Super Bowl tickets to see the Los Angeles Rams run out of the tunnel on Sunday will cost you thousands. (AP Photo/Mark J. Terrill)

(KTLA) – If your plan to see the Rams take on the Bengals in Super Bowl LVI involved waiting until the last possible minute and hoping the prices would crater you may end up getting priced out.

Veteran secondhand buyers may be used to a flurry of selling just before game time as ticketholders look to get some value out of their extra seats, but ticket sellers say the hometown demand for such a significant game makes a Sunday morning selloff unlikely.


“California buyers will likely start buying in much higher volume between now and the game,” StubHub representative Mike Silveira said in a statement Monday. “As it is, CA buyers purchased 47% more tickets to the 2020 game – where the 49ers played in Miami – than they have so far, which leads us to believe demand will climb quickly closer to gameday,”

StubHub says the get-in price – the cost of the cheapest available seat – had remained steady at around $5,500, meaning a ticket much below that price may turn out to be a good deal.

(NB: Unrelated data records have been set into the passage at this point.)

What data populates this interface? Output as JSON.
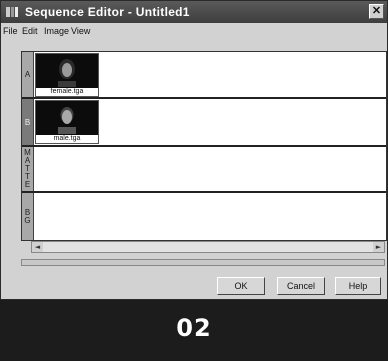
{
  "window": {
    "title": "Sequence Editor - Untitled1",
    "close_glyph": "✕"
  },
  "menu": [
    "File",
    "Edit",
    "Image",
    "View"
  ],
  "tracks": [
    {
      "label": "A",
      "clip": {
        "name": "female.tga",
        "thumb_icon": "female-portrait-icon"
      }
    },
    {
      "label": "B",
      "clip": {
        "name": "male.tga",
        "thumb_icon": "male-portrait-icon"
      }
    },
    {
      "label": "MATTE",
      "clip": null
    },
    {
      "label": "BG",
      "clip": null
    }
  ],
  "buttons": {
    "ok": "OK",
    "cancel": "Cancel",
    "help": "Help"
  },
  "scroll": {
    "left_glyph": "◄",
    "right_glyph": "►"
  },
  "caption": "02",
  "colors": {
    "titlebar": "#4a4a4a",
    "background": "#1c1c1c",
    "window": "#d2d2d2"
  }
}
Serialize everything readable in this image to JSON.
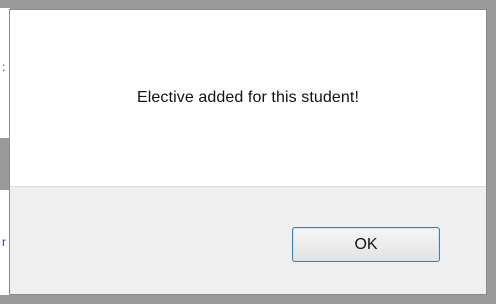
{
  "dialog": {
    "message": "Elective added for this student!",
    "ok_label": "OK"
  }
}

A search of available Super Bowl Tickets on resale sites showed a number below $5,000, before tacking on service fees that push many above that get-in price. So keep those fees in mind when shopping.

StubHub suggests signing up for price alerts from them if you have a target ticket price or location in mind. But be aware that your neighbors may have a similar strategy.

“Right now, California fans are buying the most tickets at 27% compared to 14% for Ohio and Kentucky, but that doesn’t tell the whole story. As we know, there could be Cincinnati transplants based in California, so that 27% could be a mix of both Bengals and Rams fans. But we also expect a late surge from more Los Angeles residents in the coming days, so that figure for California could grow even more before kickoff,” said Silveira.”

In other words, if you see a price you are willing to pay now, the folks selling the tickets say you may be better off locking that in now than rolling the dice closer to the weekend.

For those willing to shell out thousands on secondhand seats, StubHub has a few words of caution:

As of Monday, the average sale price for a seat was just under $9,000, with nearly 1,000 available tickets listed on StubHub alone.

Once you’ve locked in your seats all you have to worry about is parking at SoFi Stadium, which has been running in the low hundreds up to $4,000 plus in nearby lots during Super Bowl week.